La voie des diverses méthodes respiratoires dites « en conscience »
Une étude de 2021 publiée dans le Journal of Clinical Psychology démontre que la méditation de pleine conscience améliore la fonction pulmonaire et réduit les symptômes de l’asthme. Si la plupart des sagesses traditionnelles en faisait état, le monde moderne use aussi de techniques que chacun peut s’approprier.
En sophrologie par exemple, on amène son souffle à la base de la zone abdominale, en inspirant par le nez et en expirant par la bouche plus lentement. La respiration joue un rôle essentiel pour le système nerveux, elle l’active et le stimule : « Inspirer anime le système sympathique, chargé de préparer notre organisme à répondre au stress. Expirer stimule à l’inverse le système parasympathique, qui nous calme et ralentit le rythme cardiaque », explique le Dr Juneau, Cardiologue et Directeur de la prévention à l’Institut de Cardiologie de Montréal.
Une respiration rapide et superficielle, souvent associée au stress, stimule donc excessivement le système sympathique. Il est associé à la « réponse au stress » ou à la « lutte ou la fuite ». Lorsqu’il est activé, il augmente la fréquence cardiaque, dilate les pupilles, stimule la libération d’adrénaline et de cortisol et prépare le corps à réagir à une situation stressante.
En revanche, le système parasympathique est associé à la « réponse de relaxation » ou au « repos et à la digestion ». Il diminue la fréquence cardiaque, favorise la digestion, et contribue à une sensation de calme et de détente.
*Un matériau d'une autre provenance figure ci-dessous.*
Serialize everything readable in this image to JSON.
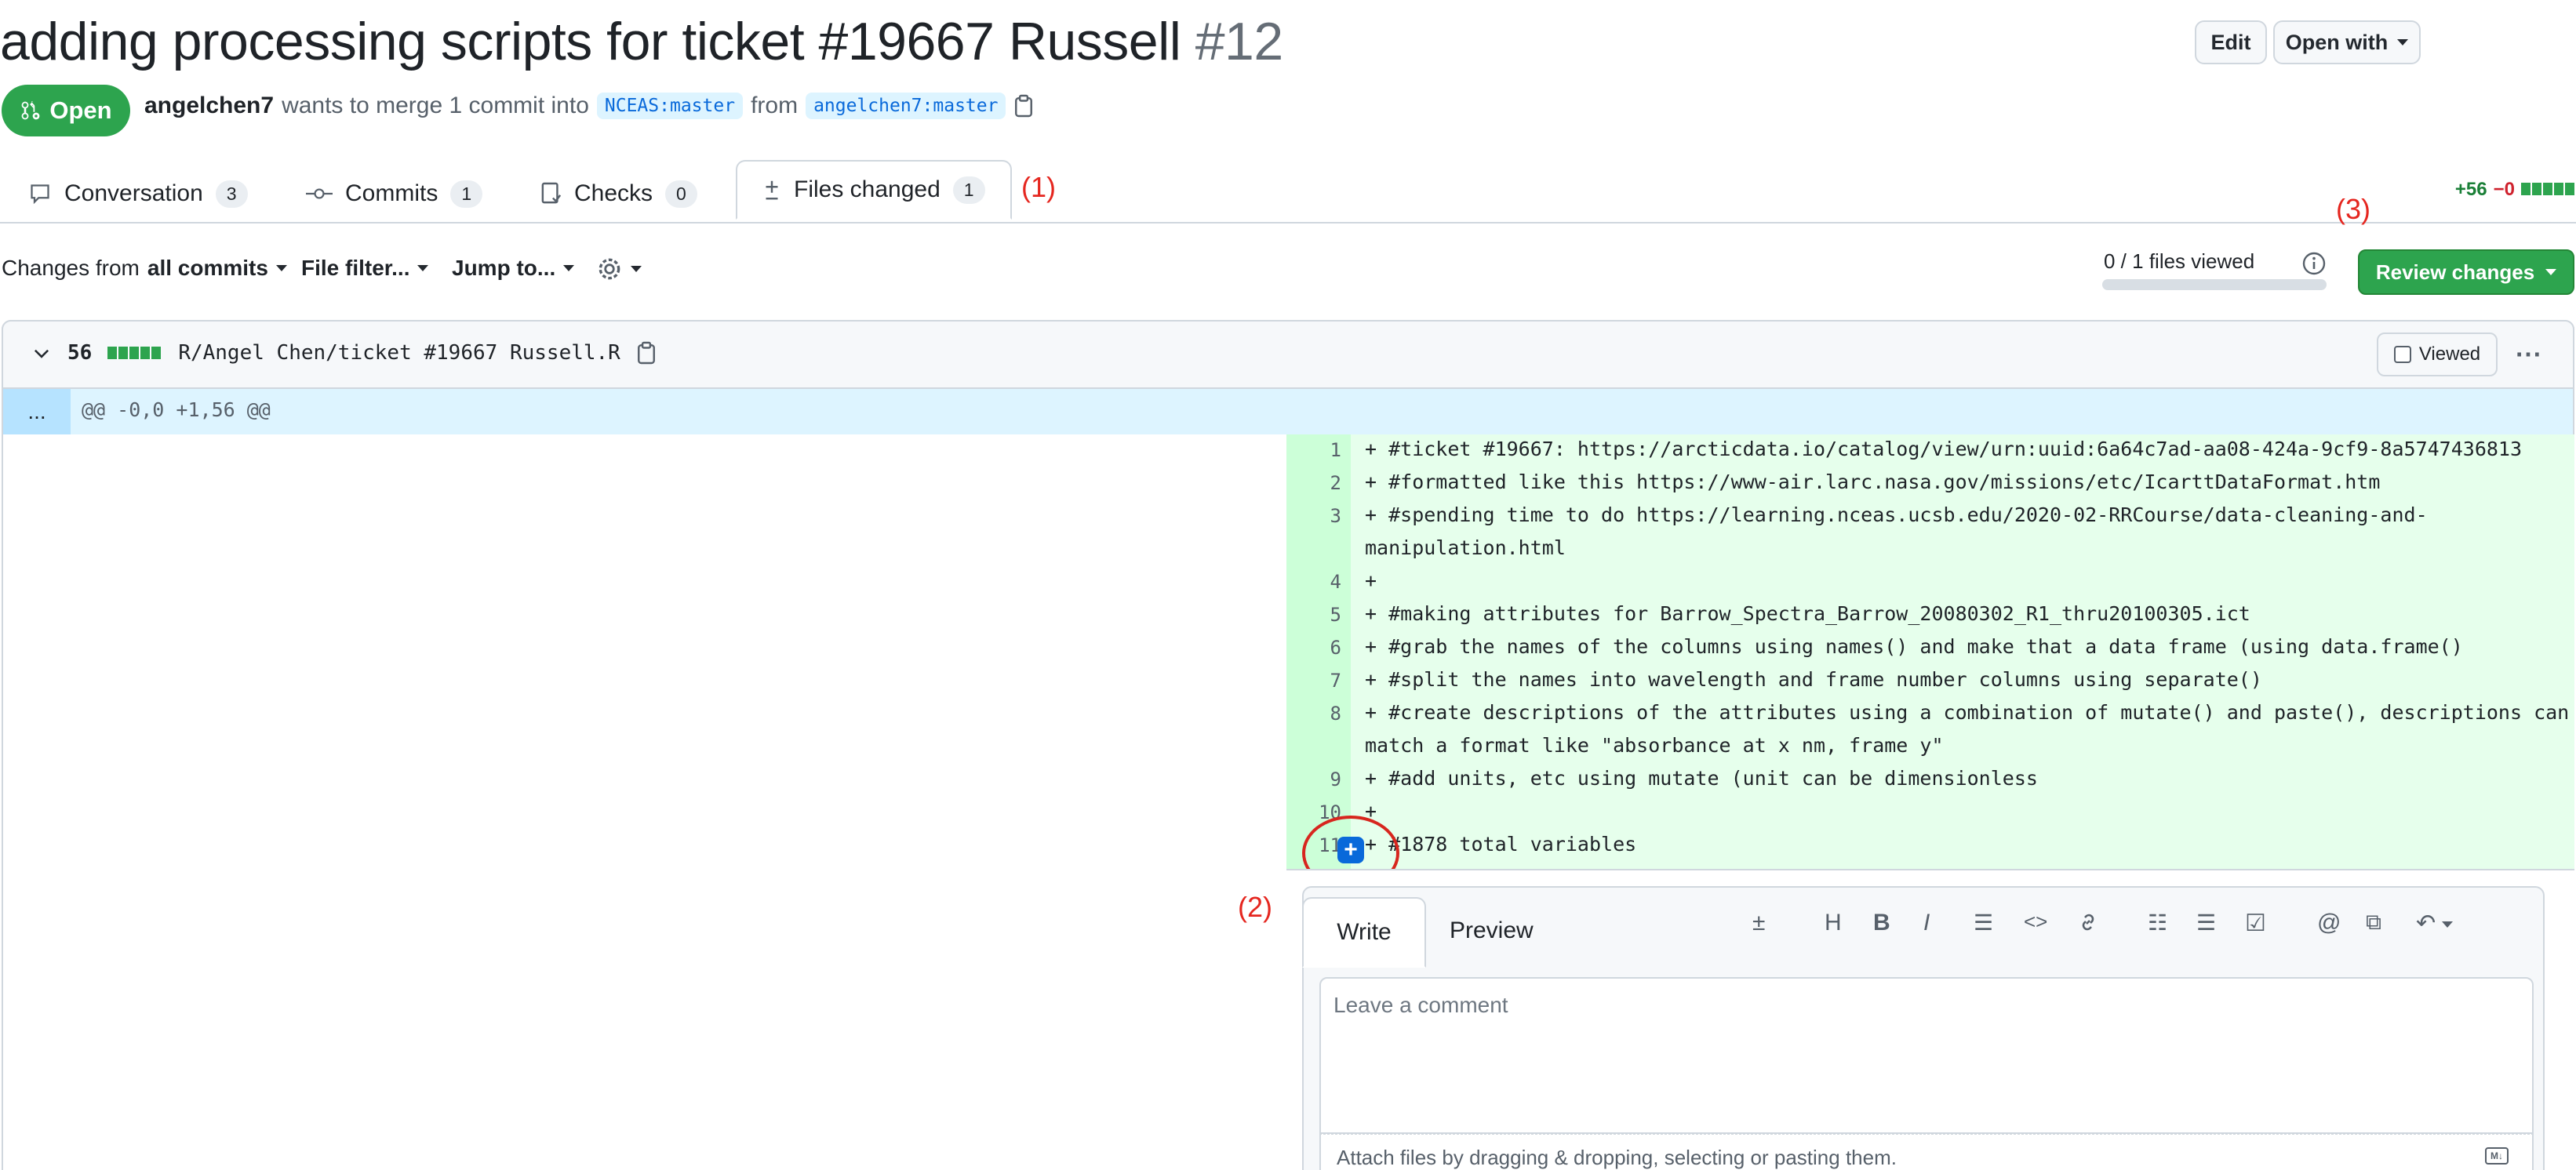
{
  "pr": {
    "title": "adding processing scripts for ticket #19667 Russell",
    "number": "#12",
    "state": "Open",
    "author": "angelchen7",
    "action_text": "wants to merge 1 commit into",
    "base_branch": "NCEAS:master",
    "from_text": "from",
    "head_branch": "angelchen7:master",
    "edit_label": "Edit",
    "open_with_label": "Open with"
  },
  "tabs": [
    {
      "label": "Conversation",
      "count": "3"
    },
    {
      "label": "Commits",
      "count": "1"
    },
    {
      "label": "Checks",
      "count": "0"
    },
    {
      "label": "Files changed",
      "count": "1"
    }
  ],
  "annotations": {
    "a1": "(1)",
    "a2": "(2)",
    "a3": "(3)"
  },
  "diffstat": {
    "additions": "+56",
    "deletions": "−0"
  },
  "toolbar": {
    "changes_from": "Changes from",
    "all_commits": "all commits",
    "file_filter": "File filter...",
    "jump_to": "Jump to...",
    "files_viewed": "0 / 1 files viewed",
    "files_viewed_fraction": 0,
    "review_changes": "Review changes"
  },
  "file": {
    "changes": "56",
    "path": "R/Angel Chen/ticket #19667 Russell.R",
    "viewed_label": "Viewed",
    "hunk_expand": "...",
    "hunk_header": "@@ -0,0 +1,56 @@"
  },
  "lines": [
    {
      "n": "1",
      "text": "+ #ticket #19667: https://arcticdata.io/catalog/view/urn:uuid:6a64c7ad-aa08-424a-9cf9-8a5747436813",
      "cont": ""
    },
    {
      "n": "2",
      "text": "+ #formatted like this https://www-air.larc.nasa.gov/missions/etc/IcarttDataFormat.htm",
      "cont": ""
    },
    {
      "n": "3",
      "text": "+ #spending time to do https://learning.nceas.ucsb.edu/2020-02-RRCourse/data-cleaning-and-",
      "cont": "manipulation.html"
    },
    {
      "n": "4",
      "text": "+",
      "cont": ""
    },
    {
      "n": "5",
      "text": "+ #making attributes for Barrow_Spectra_Barrow_20080302_R1_thru20100305.ict",
      "cont": ""
    },
    {
      "n": "6",
      "text": "+ #grab the names of the columns using names() and make that a data frame (using data.frame()",
      "cont": ""
    },
    {
      "n": "7",
      "text": "+ #split the names into wavelength and frame number columns using separate()",
      "cont": ""
    },
    {
      "n": "8",
      "text": "+ #create descriptions of the attributes using a combination of mutate() and paste(), descriptions can",
      "cont": "match a format like \"absorbance at x nm, frame y\""
    },
    {
      "n": "9",
      "text": "+ #add units, etc using mutate (unit can be dimensionless",
      "cont": ""
    },
    {
      "n": "10",
      "text": "+",
      "cont": ""
    },
    {
      "n": "11",
      "text": "+ #1878 total variables",
      "cont": ""
    }
  ],
  "comment": {
    "write_tab": "Write",
    "preview_tab": "Preview",
    "placeholder": "Leave a comment",
    "attach_hint": "Attach files by dragging & dropping, selecting or pasting them.",
    "md_badge": "M↓"
  }
}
En pratiquant une respiration lente et profonde, on favorise un état de tranquillité, et c’est bénéfique pour réduire le stress, l’anxiété et améliorer son bien-être général. De nombreuses applications telles que « Breath » ou « Calm » pour ne citer qu’elles ont été développées ces dernières années. Elles permettent à leurs utilisateurs de suivre leur fréquence respiratoire, la qualité de l’air qu’ils respirent et de pratiquer des exercices de respiration spécifiques.
Un peu d’histoire :
Plusieurs millénaires avant notre ère, le taoïsme chinois et l’ayurvéda (hindouisme, brahmanisme) affirmaient déjà l’importance d’un « fluide vital » irriguant notre corps, une sorte « d’énergie » ou de « souffle intérieur », dont la respiration est une des manifestations. Les Chinois nomment cette énergie Qi et les Hindous Prana (c’est un des concepts clés du yoga). 1500ans avant J-C, le pneuma des Grecs, tel que la rûah du Judaïsme, et le substantif rûh en Islam, renvoie aux deux dimensions du déplacement de l’air et de la présence divine ; c’est aussi pourquoi, dans les langues latines, le terme spiritus est à l’origine à la fois du terme esprit et du mot respiration.